La remontée des cours océaniens permet de resserrer l’écart avec les cours des produits européens destinés à l’exportation et de leur redonner un peu de compétitivité. Les exportations de l’UE-28 ont en effet reculé de 7% /2017 en 2018, conséquence de cours élevés et de disponibilité limitées, alors que les envois des dix premiers exportateurs progressaient de 8% /2017, tirés par la Nouvelle-Zélande.

Des disponibilités en beurre limitées dans les grands bassins laitiers

Les fabrications européennes de beurre n’ont progressé que de moins de 1% sur l’année 2018. Fin 2018, les stocks UE de beurre affichaient des niveaux plus élevés qu’en 2017, mais somme toute modérés pour cette période de l’année. D’une part, la consommation européenne a été affectée par la canicule et par la hausse des prix au détail. De l’autre, les exportations européennes ont été ralenties durant l’été faute de compétitivité face à l’agressivité de nouveaux fournisseurs. Aux États-Unis, les stocks ont fortement reflué, au plus bas depuis 2015, et la production a enregistré en novembre son 2ème mois de repli consécutif par rapport à 2017. Enfin, la production néozélandaise est entrée dans sa période de baisse saisonnière. Compte tenu de cette offre peu abondante, la baisse des cours ne devrait donc pas reprendre dans les prochains mois et le rapport de prix entre protéine et matière grasse devrait revenir à des niveaux moins inhabituels.

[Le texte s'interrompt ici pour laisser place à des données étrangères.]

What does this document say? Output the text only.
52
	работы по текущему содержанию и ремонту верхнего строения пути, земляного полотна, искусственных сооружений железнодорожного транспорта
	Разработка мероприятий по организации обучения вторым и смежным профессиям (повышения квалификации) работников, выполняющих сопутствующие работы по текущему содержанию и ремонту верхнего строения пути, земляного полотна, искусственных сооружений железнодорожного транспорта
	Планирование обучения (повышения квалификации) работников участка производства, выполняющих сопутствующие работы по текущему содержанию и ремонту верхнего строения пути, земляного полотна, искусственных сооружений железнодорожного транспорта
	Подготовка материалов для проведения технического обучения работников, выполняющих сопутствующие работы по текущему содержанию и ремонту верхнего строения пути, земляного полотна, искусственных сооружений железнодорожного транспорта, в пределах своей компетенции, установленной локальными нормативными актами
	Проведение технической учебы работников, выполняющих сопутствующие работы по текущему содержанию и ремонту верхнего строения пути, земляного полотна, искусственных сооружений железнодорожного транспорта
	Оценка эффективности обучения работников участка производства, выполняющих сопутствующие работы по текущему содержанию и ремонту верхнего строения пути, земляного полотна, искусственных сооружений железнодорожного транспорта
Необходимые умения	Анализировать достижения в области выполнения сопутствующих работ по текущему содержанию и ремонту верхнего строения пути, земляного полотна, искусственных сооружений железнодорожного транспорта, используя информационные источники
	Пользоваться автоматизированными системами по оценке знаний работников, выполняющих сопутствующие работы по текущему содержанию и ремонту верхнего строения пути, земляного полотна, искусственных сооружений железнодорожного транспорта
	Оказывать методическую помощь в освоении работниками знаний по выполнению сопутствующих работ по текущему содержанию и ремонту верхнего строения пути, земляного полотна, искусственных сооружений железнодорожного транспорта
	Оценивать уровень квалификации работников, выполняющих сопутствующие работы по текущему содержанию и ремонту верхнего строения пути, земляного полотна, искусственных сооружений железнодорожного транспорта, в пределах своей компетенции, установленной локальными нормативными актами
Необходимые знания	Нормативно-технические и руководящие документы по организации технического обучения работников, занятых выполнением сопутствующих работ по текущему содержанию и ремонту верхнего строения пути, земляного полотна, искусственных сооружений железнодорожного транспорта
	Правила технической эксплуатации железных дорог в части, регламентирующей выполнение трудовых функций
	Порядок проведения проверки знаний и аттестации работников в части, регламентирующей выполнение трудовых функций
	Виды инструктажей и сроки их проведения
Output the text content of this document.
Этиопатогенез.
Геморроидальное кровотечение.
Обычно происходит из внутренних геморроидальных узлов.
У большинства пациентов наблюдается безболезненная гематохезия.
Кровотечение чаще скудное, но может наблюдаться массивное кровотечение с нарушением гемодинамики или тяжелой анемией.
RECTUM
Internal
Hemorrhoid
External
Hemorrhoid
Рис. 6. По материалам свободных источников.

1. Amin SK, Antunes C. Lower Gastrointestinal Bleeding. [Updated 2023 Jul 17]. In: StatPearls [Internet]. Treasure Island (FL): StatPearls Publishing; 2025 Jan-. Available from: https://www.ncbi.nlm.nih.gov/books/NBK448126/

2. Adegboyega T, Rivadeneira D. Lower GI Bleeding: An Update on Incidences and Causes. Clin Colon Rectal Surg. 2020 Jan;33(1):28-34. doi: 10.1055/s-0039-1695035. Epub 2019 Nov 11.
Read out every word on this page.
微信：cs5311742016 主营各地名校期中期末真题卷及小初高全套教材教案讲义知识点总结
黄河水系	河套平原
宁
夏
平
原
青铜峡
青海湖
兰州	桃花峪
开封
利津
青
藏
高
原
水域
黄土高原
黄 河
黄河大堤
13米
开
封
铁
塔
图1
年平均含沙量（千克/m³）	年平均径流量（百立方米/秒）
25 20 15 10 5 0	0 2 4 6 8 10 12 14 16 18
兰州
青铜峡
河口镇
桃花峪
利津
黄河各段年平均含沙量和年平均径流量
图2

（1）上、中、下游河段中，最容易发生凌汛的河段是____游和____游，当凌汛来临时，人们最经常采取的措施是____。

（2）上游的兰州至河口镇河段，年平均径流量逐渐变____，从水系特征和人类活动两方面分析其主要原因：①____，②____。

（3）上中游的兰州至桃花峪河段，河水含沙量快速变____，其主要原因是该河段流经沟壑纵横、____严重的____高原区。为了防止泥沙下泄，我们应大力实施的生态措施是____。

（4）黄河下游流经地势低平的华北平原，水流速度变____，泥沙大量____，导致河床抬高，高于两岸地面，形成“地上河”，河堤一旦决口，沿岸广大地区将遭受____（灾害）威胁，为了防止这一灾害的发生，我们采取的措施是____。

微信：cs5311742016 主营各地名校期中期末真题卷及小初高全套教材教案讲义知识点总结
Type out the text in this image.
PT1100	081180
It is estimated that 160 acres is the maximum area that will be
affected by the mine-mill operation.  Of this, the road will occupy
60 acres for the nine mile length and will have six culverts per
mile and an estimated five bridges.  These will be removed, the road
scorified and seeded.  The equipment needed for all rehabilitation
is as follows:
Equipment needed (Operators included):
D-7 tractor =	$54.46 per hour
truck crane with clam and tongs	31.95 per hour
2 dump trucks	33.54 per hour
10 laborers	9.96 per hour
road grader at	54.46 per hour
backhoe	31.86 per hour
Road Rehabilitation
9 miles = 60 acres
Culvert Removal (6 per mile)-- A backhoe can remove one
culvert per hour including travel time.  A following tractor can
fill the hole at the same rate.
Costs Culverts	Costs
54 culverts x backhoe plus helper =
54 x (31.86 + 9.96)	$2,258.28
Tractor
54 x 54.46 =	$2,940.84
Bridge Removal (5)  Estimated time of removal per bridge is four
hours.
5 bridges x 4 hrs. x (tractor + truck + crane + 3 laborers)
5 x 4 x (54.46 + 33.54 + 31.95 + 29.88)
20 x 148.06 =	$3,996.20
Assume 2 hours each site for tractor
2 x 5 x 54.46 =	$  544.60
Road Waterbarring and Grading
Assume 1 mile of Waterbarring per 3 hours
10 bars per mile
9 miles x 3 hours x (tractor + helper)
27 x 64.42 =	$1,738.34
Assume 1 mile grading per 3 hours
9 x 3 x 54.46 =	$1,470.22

Marché des fromages : rebond des cours malgré des stocks importants

En janvier, le cours de l’emmental, spécialité peu échangée hors UE-28, a progressé en Allemagne pour le deuxième mois d’affilé sous l’effet d’un bon ajustement de l’offre à la demande et affiche le cours le plus élevé depuis décembre 2017.

Le cours du gouda (fromage commodité) s’est stabilisé en début d’année après deux mois consécutifs de baisse, à 3 000 €/t (+12% /2018). Sur l’année 2018, le cours du gouda a cependant affiché un niveau moyen inférieur de près de 10% à celui de 2017. Le cours du cheddar océanien, après avoir reculé de 400 €/t sur le 2ème semestre 2018, a rebondi de 200 €/t en janvier pour repasser au-dessus des 3 000 €/t.

Face à une demande moins dynamique sur le marché domestique comme à l’exportation, la production de fromages a de nouveau reculé dans l’UE-28 en novembre 2018 d’une année sur l’autre, réduisant la progression sur 11 mois à 0,3% /2017. Les exportations européennes et océaniennes de fromages ont été stables sur les deux derniers mois de l’année 2018 par rapport à 2017 et ont dû légèrement progresser au départ des États-Unis.

En conséquence, malgré la production atone, les stocks européens de fromages ont atteint fin 2018 des niveaux élevés, proches de ceux de 2017. Aux États-Unis, ils étaient également importants fin 2018, supérieurs à ceux de 2017 et pèsent sur les cours intérieurs.

poudre de lactosérum : hausse des cours

En début d’année 2019, les cours européens du lactosérum ont poursuivi leur hausse entamée mi-2018, pour approcher les 900 €/t début février, un niveau plus atteint depuis la mi-2017. Cette évolution s’explique par une demande mondiale dynamique et une offre limitée. La baisse saisonnière des fabrications fromagères dans l’UE-28 d’un côté et le repli de la production étatsunienne depuis la mi-2018, conjuguée à un retour des stocks à des niveaux moyens historiques après une forte hausse en 2017 de l’autre, limitent l’offre de poudre de lactosérum.